Sean Kilpatrick / La Presse Canadienne Photo: Sean Kilpatrick / La Presse Canadienne

OTTAWA — Des pays étrangers tenteront «fort probablement» de faire avancer «leurs objectifs stratégiques nationaux» en 2019 — année d’élections générales au Canada —, en manipulant l’opinion publique au moyen d’activités malveillantes en ligne, prévient l’agence fédérale de cybersécurité.

Dans un rapport publié jeudi, le Centre canadien pour la cybersécurité rappelle que les auteurs de cybermenaces parrainées par des États peuvent mener des opérations d’influence très sophistiquées, tout en se faisant passer pour des citoyens ordinaires.

L’agence fédérale précise que pour atteindre leurs buts, ces acteurs en ligne créent des comptes de médias sociaux ou détournent des profils existants. Ces acteurs peuvent même mettre en place des «usines à trolls», en embauchant des employés pour envoyer des commentaires et partager du contenu sur les sites des médias traditionnels, sur les médias sociaux et sur tout autre site susceptible d’atteindre le public visé.

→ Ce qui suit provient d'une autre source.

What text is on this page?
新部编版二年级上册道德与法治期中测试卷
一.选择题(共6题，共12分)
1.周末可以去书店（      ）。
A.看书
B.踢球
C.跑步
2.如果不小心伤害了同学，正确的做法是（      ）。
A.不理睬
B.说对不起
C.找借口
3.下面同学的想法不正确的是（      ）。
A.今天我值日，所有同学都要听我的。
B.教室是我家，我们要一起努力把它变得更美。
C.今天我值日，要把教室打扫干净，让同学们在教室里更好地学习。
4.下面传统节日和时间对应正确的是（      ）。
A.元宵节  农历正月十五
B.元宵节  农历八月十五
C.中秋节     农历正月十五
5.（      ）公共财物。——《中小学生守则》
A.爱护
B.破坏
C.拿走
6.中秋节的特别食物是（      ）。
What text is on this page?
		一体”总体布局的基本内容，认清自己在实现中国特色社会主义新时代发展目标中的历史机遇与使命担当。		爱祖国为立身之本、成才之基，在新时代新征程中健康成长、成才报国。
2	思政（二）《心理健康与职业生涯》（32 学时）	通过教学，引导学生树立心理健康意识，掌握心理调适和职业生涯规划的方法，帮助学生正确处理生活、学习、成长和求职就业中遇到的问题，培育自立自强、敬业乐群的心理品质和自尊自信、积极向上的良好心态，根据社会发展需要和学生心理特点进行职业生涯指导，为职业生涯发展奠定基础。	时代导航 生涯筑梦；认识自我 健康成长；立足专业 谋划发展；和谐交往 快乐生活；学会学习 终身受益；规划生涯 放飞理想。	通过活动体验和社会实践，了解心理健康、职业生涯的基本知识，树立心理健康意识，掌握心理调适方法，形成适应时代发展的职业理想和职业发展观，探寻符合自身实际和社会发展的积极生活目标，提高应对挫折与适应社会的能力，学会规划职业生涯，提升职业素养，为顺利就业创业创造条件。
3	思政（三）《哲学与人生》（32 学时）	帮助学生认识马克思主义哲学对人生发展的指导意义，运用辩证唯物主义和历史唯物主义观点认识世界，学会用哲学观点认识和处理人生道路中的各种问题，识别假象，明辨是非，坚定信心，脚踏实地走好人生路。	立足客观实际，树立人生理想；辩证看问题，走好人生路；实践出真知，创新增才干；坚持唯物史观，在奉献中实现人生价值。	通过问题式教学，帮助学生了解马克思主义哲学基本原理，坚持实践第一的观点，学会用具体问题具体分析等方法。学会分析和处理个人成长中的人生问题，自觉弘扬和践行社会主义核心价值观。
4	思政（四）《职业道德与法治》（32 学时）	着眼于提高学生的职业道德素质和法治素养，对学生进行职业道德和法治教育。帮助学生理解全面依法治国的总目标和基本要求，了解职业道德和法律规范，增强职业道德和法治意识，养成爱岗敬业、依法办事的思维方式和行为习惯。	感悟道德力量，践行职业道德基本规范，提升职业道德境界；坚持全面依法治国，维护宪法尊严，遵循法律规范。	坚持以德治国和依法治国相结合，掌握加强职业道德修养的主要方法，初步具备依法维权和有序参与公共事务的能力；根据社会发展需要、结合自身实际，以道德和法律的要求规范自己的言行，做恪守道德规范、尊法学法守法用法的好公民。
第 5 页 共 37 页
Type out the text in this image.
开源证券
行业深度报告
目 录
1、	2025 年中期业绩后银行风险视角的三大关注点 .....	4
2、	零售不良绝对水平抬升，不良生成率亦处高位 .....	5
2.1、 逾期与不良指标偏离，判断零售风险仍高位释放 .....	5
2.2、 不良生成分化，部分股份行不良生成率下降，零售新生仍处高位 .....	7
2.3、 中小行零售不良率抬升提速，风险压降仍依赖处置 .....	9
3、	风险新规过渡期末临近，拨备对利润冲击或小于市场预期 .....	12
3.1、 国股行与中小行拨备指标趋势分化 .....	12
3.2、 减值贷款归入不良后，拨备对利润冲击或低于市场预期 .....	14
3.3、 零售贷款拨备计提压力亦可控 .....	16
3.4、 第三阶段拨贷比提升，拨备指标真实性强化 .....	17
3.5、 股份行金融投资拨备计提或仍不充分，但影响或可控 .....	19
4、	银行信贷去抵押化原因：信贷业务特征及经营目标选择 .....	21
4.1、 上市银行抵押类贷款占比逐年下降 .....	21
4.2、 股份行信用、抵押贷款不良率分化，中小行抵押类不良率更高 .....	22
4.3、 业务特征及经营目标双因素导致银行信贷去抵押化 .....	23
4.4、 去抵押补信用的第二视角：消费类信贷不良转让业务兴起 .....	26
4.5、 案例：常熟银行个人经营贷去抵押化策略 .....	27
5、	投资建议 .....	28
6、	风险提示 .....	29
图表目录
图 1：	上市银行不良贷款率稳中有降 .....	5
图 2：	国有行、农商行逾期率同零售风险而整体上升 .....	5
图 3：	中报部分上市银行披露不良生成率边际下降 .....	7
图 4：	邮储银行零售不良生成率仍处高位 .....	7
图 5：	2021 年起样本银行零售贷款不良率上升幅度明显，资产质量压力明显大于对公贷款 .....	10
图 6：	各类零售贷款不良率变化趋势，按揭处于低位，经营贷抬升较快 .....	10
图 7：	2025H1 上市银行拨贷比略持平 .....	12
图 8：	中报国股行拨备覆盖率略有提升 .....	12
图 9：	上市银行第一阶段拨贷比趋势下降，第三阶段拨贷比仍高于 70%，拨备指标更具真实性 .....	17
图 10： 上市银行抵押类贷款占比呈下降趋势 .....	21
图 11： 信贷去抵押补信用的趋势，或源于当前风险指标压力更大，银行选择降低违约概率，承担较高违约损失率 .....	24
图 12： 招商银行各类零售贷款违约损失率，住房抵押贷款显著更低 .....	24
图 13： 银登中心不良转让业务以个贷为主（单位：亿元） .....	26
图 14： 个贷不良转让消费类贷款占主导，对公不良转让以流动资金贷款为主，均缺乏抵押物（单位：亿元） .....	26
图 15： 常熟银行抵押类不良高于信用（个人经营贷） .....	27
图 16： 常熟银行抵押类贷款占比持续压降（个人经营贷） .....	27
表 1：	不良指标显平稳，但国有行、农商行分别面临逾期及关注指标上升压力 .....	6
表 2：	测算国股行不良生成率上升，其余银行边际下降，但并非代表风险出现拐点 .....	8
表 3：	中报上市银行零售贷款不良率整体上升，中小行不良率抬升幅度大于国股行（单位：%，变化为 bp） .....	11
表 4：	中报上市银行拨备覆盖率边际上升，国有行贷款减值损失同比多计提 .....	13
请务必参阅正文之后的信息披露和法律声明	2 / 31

«Les auteurs de cybermenaces tentent également de voler de l’information en vue d’en faire la divulgation, de la modifier de manière à ce qu’elle soit plus intéressante ou distrayante, de créer des « nouvelles » frauduleuses ou erronées, ou encore de faire valoir des opinions radicales», lit-on dans le rapport.

Ce nouveau Centre canadien pour la cybersécurité — une section du Centre de la sécurité des télécommunications (CST), l’agence d’espionnage électronique du Canada — réunit des experts du CST, du ministère de la Sécurité publique et de l’agence fédérale Services partagés, qui offre des services numériques aux organismes du gouvernement.

Dans un rapport préparé l’année dernière pour le gouvernement canadien, le CST avait déjà prévenu que les activités menées sur internet contre le processus démocratique se développaient dans le monde entier et que le Canada n’était pas à l’abri de ces menaces. Depuis lors, les preuves s’accumulent pour mettre en évidence une ingérence russe en ligne dans l’élection présidentielle américaine de 2016. Le CST doit mettre à jour son évaluation au printemps prochain, à quelques mois du scrutin fédéral.

En septembre 2017, Facebook a admis que des centaines de comptes douteux, probablement exploités en Russie, avaient déboursé environ 100 000 $ pour 3000 annonces sur des enjeux controversés comme les droits des LGBTQ, l’origine ethnique, l’immigration et les armes à feu. Des millions d’Américains ont vu ces annonces.

En outre, le département américain de la Justice a déposé des accusations contre des agents des services de renseignement russes pour piratage présumé de courriels et d’ordinateurs du Parti démocrate pendant la campagne présidentielle de 2016 aux États-Unis.

Sens critique

Dans son rapport, le Centre expose les cybermenaces auxquelles font face les entreprises canadiennes, les infrastructures critiques et les institutions publiques, en s’appuyant sur des données du CST, une expertise générale et une évaluation globale.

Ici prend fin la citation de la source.